The Cheetah Project Steering Committee Suggests Surrogacy for Cheetahs too Old to Mate

The CSR Journal Magazine

The Cheetah Project Steering Committee meeting suggested that moving cheetahs to Gandhi Sagar Wildlife Sanctuary can cause difficulties, and so attempting a surrogacy program at Bhopal Van Vihar can be a solution. National media reports suggest that the Steering Committee meetings have been shelved since then.

Records from the committee meetings from December 2023 to April 2025 also reveal that the Madhya Pradesh wildlife officials are struggling to revive the prey base at Kuno National Park. That is why the forest officials concerned are suggesting measures like introducing blackbucks from Agra’s Sikandra monument premises to boost the prey base number for cheetahs.

As per the records of the meeting on February 19, 2025, the committee members suggested moving “cheetahs which are too old for mating to Gandhi Sagar for training and building purposes,” and attempting surrogacy at Van Vihar.

“One female, which may not be suitable for breeding, and the Agyby coalition can be moved to Gandhi Sagar,” said H.S. Negi, who is a committee member at the Cheetah Project. However, the Madhya Pradesh wildlife officials along with Cheetah Project Steering Committee members also said that these suggestions are not in progress.

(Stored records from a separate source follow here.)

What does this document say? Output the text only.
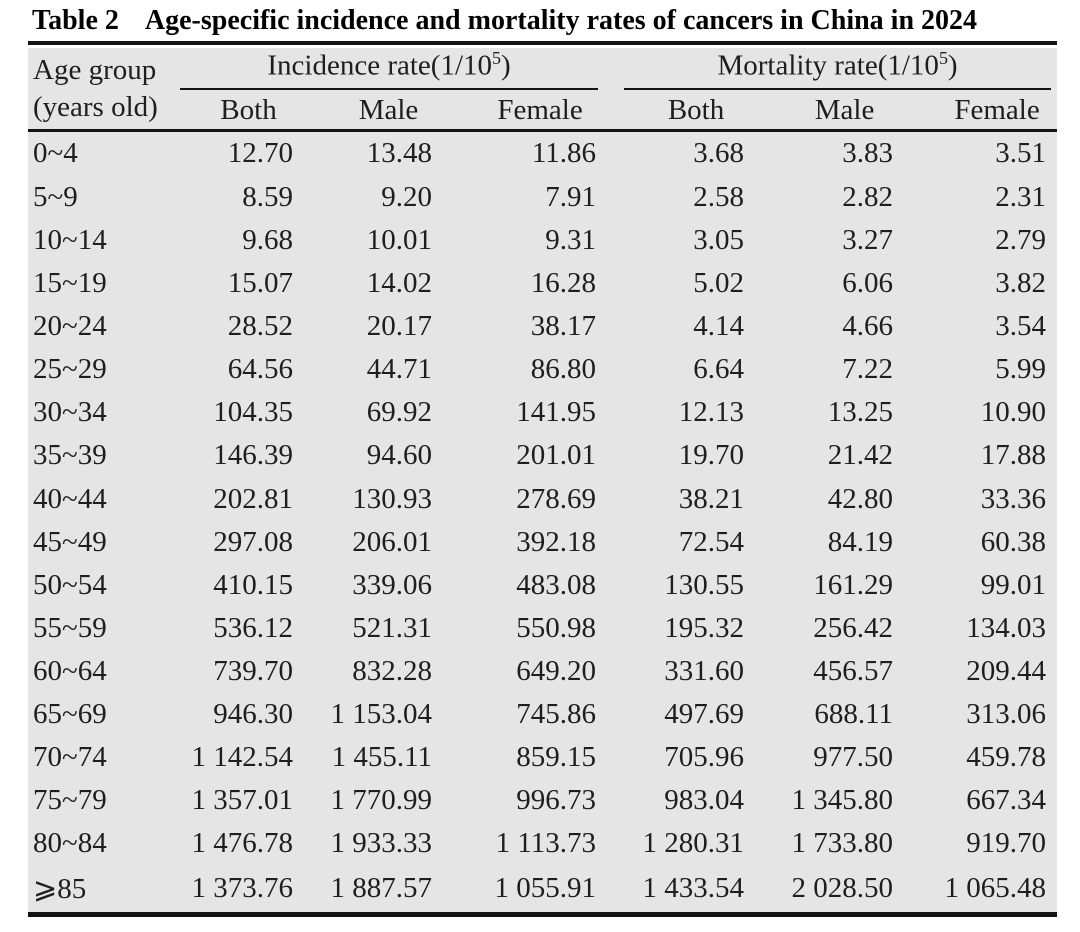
Table 2 Age-specific incidence and mortality rates of cancers in China in 2024
Age group
(years old)	Incidence $rate(1/10^5)$			Mortality $rate(1/10^5)$		

	Both	Male	Female	Both	Male	Female
0~4	12.70	13.48	11.86	3.68	3.83	3.51
5~9	8.59	9.20	7.91	2.58	2.82	2.31
10~14	9.68	10.01	9.31	3.05	3.27	2.79
15~19	15.07	14.02	16.28	5.02	6.06	3.82
20~24	28.52	20.17	38.17	4.14	4.66	3.54
25~29	64.56	44.71	86.80	6.64	7.22	5.99
30~34	104.35	69.92	141.95	12.13	13.25	10.90
35~39	146.39	94.60	201.01	19.70	21.42	17.88
40~44	202.81	130.93	278.69	38.21	42.80	33.36
45~49	297.08	206.01	392.18	72.54	84.19	60.38
50~54	410.15	339.06	483.08	130.55	161.29	99.01
55~59	536.12	521.31	550.98	195.32	256.42	134.03
60~64	739.70	832.28	649.20	331.60	456.57	209.44
65~69	946.30	1 153.04	745.86	497.69	688.11	313.06
70~74	1 142.54	1 455.11	859.15	705.96	977.50	459.78
75~79	1 357.01	1 770.99	996.73	983.04	1 345.80	667.34
80~84	1 476.78	1 933.33	1 113.73	1 280.31	1 733.80	919.70
⩾85	1 373.76	1 887.57	1 055.91	1 433.54	2 028.50	1 065.48
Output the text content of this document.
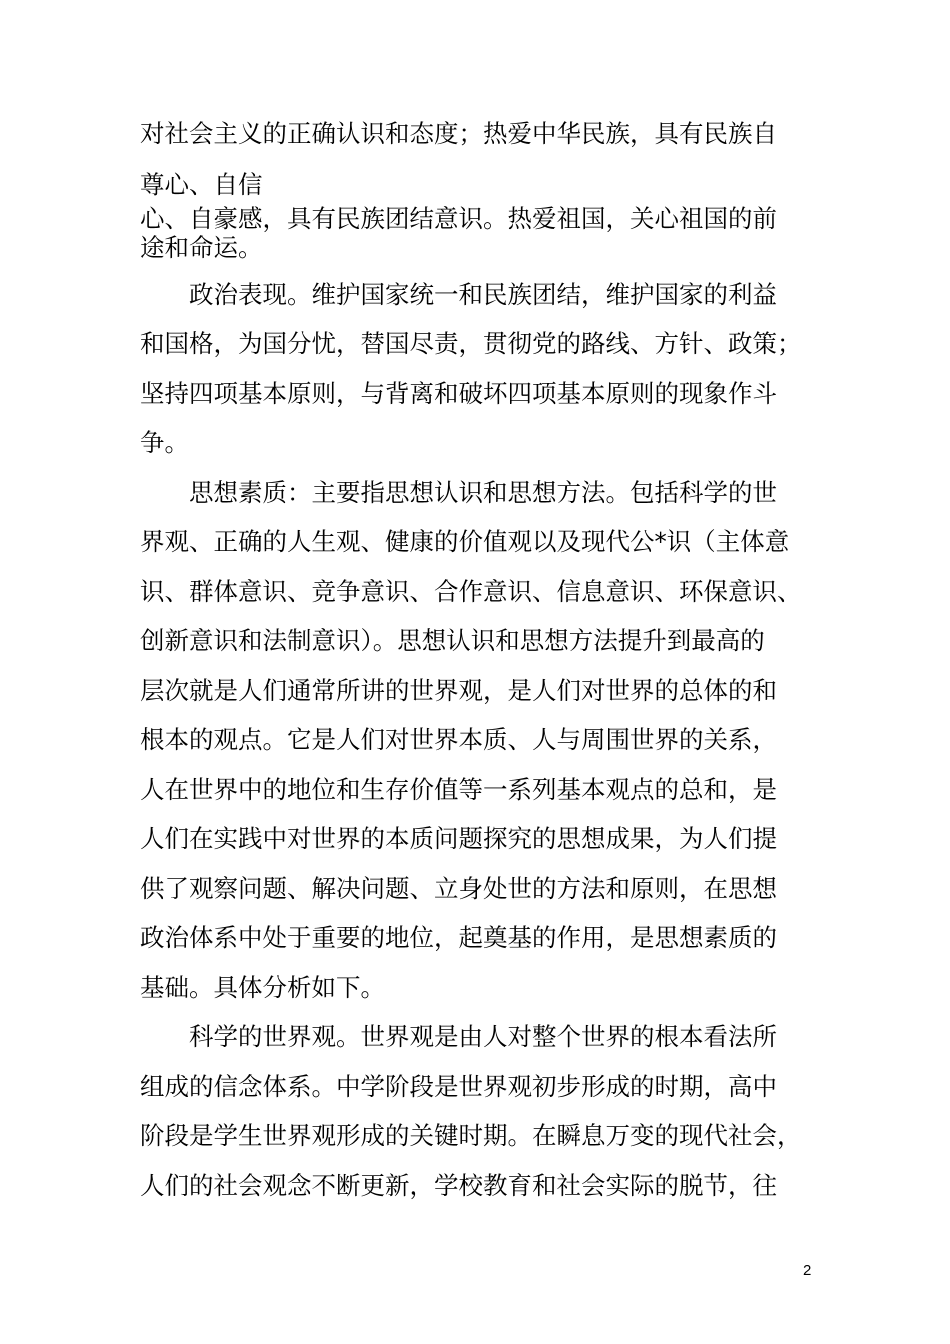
对社会主义的正确认识和态度；热爱中华民族，具有民族自
尊心、自信
心、自豪感，具有民族团结意识。热爱祖国，关心祖国的前
途和命运。
政治表现。维护国家统一和民族团结，维护国家的利益
和国格，为国分忧，替国尽责，贯彻党的路线、方针、政策；
坚持四项基本原则，与背离和破坏四项基本原则的现象作斗
争。
思想素质：主要指思想认识和思想方法。包括科学的世
界观、正确的人生观、健康的价值观以及现代公*识（主体意
识、群体意识、竞争意识、合作意识、信息意识、环保意识、
创新意识和法制意识）。思想认识和思想方法提升到最高的
层次就是人们通常所讲的世界观，是人们对世界的总体的和
根本的观点。它是人们对世界本质、人与周围世界的关系，
人在世界中的地位和生存价值等一系列基本观点的总和，是
人们在实践中对世界的本质问题探究的思想成果，为人们提
供了观察问题、解决问题、立身处世的方法和原则，在思想
政治体系中处于重要的地位，起奠基的作用，是思想素质的
基础。具体分析如下。
科学的世界观。世界观是由人对整个世界的根本看法所
组成的信念体系。中学阶段是世界观初步形成的时期，高中
阶段是学生世界观形成的关键时期。在瞬息万变的现代社会，
人们的社会观念不断更新，学校教育和社会实际的脱节，往
2
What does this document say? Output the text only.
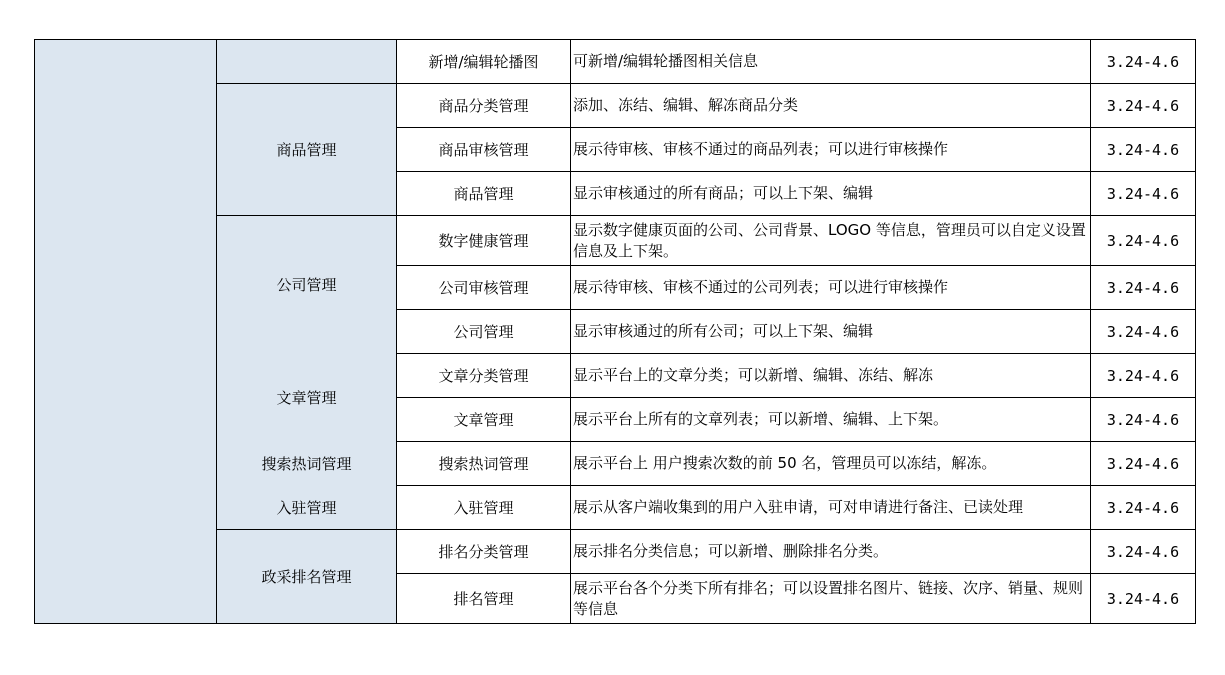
		新增/编辑轮播图	可新增/编辑轮播图相关信息	3.24-4.6
	商品管理	商品分类管理	添加、冻结、编辑、解冻商品分类	3.24-4.6
		商品审核管理	展示待审核、审核不通过的商品列表；可以进行审核操作	3.24-4.6
		商品管理	显示审核通过的所有商品；可以上下架、编辑	3.24-4.6
	公司管理	数字健康管理	显示数字健康页面的公司、公司背景、LOGO 等信息，管理员可以自定义设置信息及上下架。	3.24-4.6
		公司审核管理	展示待审核、审核不通过的公司列表；可以进行审核操作	3.24-4.6
		公司管理	显示审核通过的所有公司；可以上下架、编辑	3.24-4.6
	文章管理	文章分类管理	显示平台上的文章分类；可以新增、编辑、冻结、解冻	3.24-4.6
		文章管理	展示平台上所有的文章列表；可以新增、编辑、上下架。	3.24-4.6
	搜索热词管理	搜索热词管理	展示平台上 用户搜索次数的前 50 名，管理员可以冻结，解冻。	3.24-4.6
	入驻管理	入驻管理	展示从客户端收集到的用户入驻申请，可对申请进行备注、已读处理	3.24-4.6
	政采排名管理	排名分类管理	展示排名分类信息；可以新增、删除排名分类。	3.24-4.6
		排名管理	展示平台各个分类下所有排名；可以设置排名图片、链接、次序、销量、规则等信息	3.24-4.6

“There was a suggestion; however, there are no plans to act on it. The older cheetahs at Kuno have a good KI score and are healthy. The surrogacy aspect may have been a suggestion that was made. We have no plans to introduce it,” said another senior official to the national media.

Surrogacy in Cheetahs

Surrogacy as a technique to reproduce cheetahs has already been tried outside India. In 2020, Ohio Zoo officials announced that cheetahs had been born through in vitro fertilisation and embryo transfer to a surrogate mother. This was the zoo’s third attempt at in vitro fertilisation after decades of failed attempts at artificial insemination.

The director of Kuno National Park, Uttam Kumar Sharma, told national media, “There is no plan to introduce surrogacy. The cheetah population… female cheetahs can reproduce well into their late reproductive stages. There is no plan to move our cheetahs to Gandhi Sagar. The Gandhi Sagar cheetahs are young and we want them to give birth to healthy litters and spread the cheetah population.”

According to the MP wildlife officials, female cheetahs can reproduce litters until the end of their reproductive lifespan, which can go up to 10 to 12 years in the wild.